Global  

Selectivity is key in treacherous markets

This article is part of
The Guide: Investing in Global Opportunities

Selectivity is key in treacherous markets
Consumer price inflation UK 12-month rate

Investors are caught in a tug of war between economics and politics. The political landscape remains pretty uncertain, even after the worse-than-expected result for the far right in the recent Dutch elections. Balancing this concern, the economic environment is fairly supportive with a powerful reflationary backdrop.

So far retail investors have been edging on the optimistic side, but with a clear lack of selectivity across all asset classes and geographies as evidenced by the inflows in passive funds, this could prove dangerous.

This year is proving to be a turning point for economists and investors as we reach a position of peak globalisation and liquidity.

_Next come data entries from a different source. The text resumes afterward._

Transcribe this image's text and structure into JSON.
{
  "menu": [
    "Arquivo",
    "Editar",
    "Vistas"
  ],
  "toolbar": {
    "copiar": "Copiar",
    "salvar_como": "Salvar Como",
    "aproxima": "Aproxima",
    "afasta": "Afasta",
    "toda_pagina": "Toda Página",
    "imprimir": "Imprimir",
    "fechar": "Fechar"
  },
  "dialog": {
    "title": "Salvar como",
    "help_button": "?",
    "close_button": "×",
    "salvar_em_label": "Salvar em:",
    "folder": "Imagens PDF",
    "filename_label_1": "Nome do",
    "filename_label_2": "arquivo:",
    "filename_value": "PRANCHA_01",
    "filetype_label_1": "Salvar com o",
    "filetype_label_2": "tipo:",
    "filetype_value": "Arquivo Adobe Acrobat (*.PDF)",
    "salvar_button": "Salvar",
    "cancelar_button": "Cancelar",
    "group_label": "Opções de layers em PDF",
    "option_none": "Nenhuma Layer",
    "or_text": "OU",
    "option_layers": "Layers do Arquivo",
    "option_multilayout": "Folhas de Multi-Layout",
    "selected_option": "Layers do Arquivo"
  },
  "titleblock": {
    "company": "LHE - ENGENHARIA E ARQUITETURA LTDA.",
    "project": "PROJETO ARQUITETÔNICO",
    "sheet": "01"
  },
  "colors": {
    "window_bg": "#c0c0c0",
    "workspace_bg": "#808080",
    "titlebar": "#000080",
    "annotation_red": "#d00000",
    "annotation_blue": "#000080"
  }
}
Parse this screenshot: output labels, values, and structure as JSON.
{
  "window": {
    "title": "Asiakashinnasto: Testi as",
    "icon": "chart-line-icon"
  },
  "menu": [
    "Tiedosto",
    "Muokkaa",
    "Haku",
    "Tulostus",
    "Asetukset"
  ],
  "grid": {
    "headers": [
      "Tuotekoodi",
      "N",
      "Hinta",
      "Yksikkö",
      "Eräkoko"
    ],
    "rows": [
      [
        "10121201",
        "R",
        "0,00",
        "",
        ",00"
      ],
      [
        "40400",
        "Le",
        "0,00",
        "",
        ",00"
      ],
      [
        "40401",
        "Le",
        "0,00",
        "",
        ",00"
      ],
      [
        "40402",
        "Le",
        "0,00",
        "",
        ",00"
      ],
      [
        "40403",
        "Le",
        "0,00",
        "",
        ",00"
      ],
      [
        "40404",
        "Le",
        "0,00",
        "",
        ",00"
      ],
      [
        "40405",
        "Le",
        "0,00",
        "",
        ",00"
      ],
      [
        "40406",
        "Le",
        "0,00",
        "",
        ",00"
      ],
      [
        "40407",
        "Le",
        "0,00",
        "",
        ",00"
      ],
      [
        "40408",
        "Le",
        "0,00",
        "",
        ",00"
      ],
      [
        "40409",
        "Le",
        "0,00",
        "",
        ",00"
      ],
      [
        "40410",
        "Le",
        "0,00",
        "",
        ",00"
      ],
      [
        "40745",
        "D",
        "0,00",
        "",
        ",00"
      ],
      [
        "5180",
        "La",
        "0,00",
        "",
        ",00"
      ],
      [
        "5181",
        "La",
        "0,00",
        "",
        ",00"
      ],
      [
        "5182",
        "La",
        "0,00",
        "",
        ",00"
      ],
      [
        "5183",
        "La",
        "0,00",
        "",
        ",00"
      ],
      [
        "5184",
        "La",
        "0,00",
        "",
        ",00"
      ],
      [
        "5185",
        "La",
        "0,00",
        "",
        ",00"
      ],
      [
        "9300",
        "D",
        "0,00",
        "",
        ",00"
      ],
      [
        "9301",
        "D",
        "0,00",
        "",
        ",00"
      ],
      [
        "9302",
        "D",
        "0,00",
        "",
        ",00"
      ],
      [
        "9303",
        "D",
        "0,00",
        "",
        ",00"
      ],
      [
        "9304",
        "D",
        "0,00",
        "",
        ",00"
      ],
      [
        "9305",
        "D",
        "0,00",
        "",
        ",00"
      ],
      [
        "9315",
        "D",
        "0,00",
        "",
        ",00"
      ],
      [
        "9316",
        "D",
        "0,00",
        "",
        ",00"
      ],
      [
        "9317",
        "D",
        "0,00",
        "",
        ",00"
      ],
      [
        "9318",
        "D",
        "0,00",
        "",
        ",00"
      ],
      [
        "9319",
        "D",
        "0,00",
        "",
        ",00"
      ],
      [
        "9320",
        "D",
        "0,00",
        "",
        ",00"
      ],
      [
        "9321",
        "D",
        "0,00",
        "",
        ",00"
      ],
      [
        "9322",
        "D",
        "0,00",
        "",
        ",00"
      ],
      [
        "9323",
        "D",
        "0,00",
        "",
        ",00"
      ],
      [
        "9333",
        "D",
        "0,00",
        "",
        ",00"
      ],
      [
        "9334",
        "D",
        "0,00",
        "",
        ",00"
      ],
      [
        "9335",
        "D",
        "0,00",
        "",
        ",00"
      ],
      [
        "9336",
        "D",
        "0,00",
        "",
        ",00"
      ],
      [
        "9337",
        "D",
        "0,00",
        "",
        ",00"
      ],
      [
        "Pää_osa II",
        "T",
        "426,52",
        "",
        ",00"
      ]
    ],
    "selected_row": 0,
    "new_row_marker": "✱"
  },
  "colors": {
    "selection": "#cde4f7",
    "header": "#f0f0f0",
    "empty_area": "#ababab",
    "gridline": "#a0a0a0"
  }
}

The movement towards ever greater globalisation that has shaped macroeconomics over many decades is now grinding to a halt following the Brexit vote and Donald Trump’s US electoral victory. The prospect of greater trade friction is a real possibility, considering the mercantilist agenda of the new US administration.

Article continues after advert

Add to this the rising inflation that will temper the ability of central banks to deploy and sustain the quantitative easing that previously lifted all boats. That period is over. If the speed of the monetary policy normalisation is open to debate, the direction is nevertheless clear. 

With equity valuations already high, the scope for further multiple expansion is therefore constrained, and from now on stock performance will have to rely mainly on earnings growth.

The good news is that thanks to the improved economic backdrop, earnings estimates have not been aggressively revised downwards by analysts, as has been the case every year since 2011. The bad news is that stock performance will be increasingly sensitive to the varying fortunes of specific companies’ earnings upgrades and downgrades as we saw during the last earnings season. The need for investors to deploy selectivity is becoming more important.

There are compelling investment opportunities in stocks that are geared to the acceleration of the economic cycle, but that are also relatively immune to the political environment. Cement producers such as Cemex or LafargeHolcim are local businesses that are direct beneficiaries of the pick-up in inflation  – translating into a nice operating leverage impact on earnings, as well as of the commitment to increase the decades-low level of infrastructure spending in the US. 

In the search for US cyclical stocks, investors should beware of sectors that remain unattractive even in a reflationary environment, such as the car industry. It is estimated that US car manufacturers save between $3bn (£2.4bn) and $4bn per year thanks to outsourcing some of their manufacturing to Canada and Mexico, something that makes them quite vulnerable to future trade restrictions. Furthermore, as financing conditions become tighter their continuous use of aggressive vendor financing is unhealthy.

Beyond the US, Japanese banks present an attractive combination of cheap valuations – with a price-to-book ratio of just 0.7 times, in line with European banks but well below American banks – and appealing earnings growth. The potential of Japanese banks relies on strong balance sheets giving them plenty of leeway to lend more, and also on the visibility of the new yield curve control policy of the Bank of Japan.